Das große Damokles-Schwert, die Gefahr einer schweren Deflation mit Preisrückgängen und Kaufzurückhaltung der Verbraucher, scheint vorerst nicht mehr aktuell zu sein. Alan Greenspan hat sich dabei unsterbliche Meriten verdient, die allerdings erst die Historiker verleihen werden.

Gegenwärtig befinden wir uns daher eigentlich in einer Börsenwelt, die besser kaum denkbar ist: Die Wirtschaft wächst, die Unternehmensgewinne steigen, die Preise bleiben jedoch relativ stabil, von Inflation ist nichts zu sehen, von Deflation auch nichts. Die Zinsen sind niedrig, der wirtschaftliche entscheidende Teil der Welt befindet sich im Frieden und es gibt keine Rohstoff-Krisen.

Hinzu kommt: Die Aktien sind drei Jahre lang gefallen.
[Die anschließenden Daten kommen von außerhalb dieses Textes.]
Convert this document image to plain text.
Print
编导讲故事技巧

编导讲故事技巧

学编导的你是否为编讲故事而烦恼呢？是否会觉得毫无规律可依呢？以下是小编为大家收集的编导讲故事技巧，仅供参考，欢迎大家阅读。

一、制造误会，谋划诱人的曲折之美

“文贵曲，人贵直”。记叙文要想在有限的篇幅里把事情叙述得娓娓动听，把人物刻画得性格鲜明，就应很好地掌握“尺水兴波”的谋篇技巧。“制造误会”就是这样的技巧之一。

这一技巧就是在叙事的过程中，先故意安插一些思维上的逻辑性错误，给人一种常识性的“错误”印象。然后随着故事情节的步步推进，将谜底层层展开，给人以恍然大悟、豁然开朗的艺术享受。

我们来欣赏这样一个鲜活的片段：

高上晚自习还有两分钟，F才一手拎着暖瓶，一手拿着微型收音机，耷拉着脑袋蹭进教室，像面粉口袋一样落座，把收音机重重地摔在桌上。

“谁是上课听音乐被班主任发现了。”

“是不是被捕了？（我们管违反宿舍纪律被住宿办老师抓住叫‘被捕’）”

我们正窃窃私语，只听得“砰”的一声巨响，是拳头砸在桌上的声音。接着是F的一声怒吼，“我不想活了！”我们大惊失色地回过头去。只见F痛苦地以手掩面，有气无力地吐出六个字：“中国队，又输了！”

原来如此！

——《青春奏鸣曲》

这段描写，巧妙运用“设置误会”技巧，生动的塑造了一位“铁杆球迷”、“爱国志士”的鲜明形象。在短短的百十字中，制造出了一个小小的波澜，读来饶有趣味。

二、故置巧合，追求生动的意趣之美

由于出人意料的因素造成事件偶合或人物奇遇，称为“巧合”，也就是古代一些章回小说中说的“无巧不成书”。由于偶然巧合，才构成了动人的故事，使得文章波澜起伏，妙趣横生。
In Deutschland haben wir höhere Kursverluste zu verzeichnen gehabt als in der Zeit der großen Weltwirtschaftkrise von 1929 bis 1935, also auch vor und nach Hitlers Machtergreifung. Der Pessimismus ist daher so weit verbreitet wie lange Zeit nicht mehr.

Wann haben wir in den letzten zwanzig oder dreißig Jahren einmal ein derartiges Ideal-Szenario erleben dürfen?

Ich weiß, ich weiß, als aufrechter Gallier ist man sich natürlich stets der Gefahr bewusst, dass einem der Himmel auf den Kopf fällt und anschließend alle Spatzen tot sind – und das andere ebenfalls kaputt ist. Doch wahrscheinlich ist das das Einzige, was wir derzeit wirklich zu fürchten haben. Dass uns der Himmel auf den Kopf fällt – oder dass er sich zumindest kurzzeitig einmal kurz verfinstert und damit die in den letzten drei Jahren so erfolgreich trainierten Reaktionen des Pessimismus noch einmal wie die Murmeltiere kurz zum Erwachen bringt. Doch gemeinhin schlafen die Murmeltiere im Winter.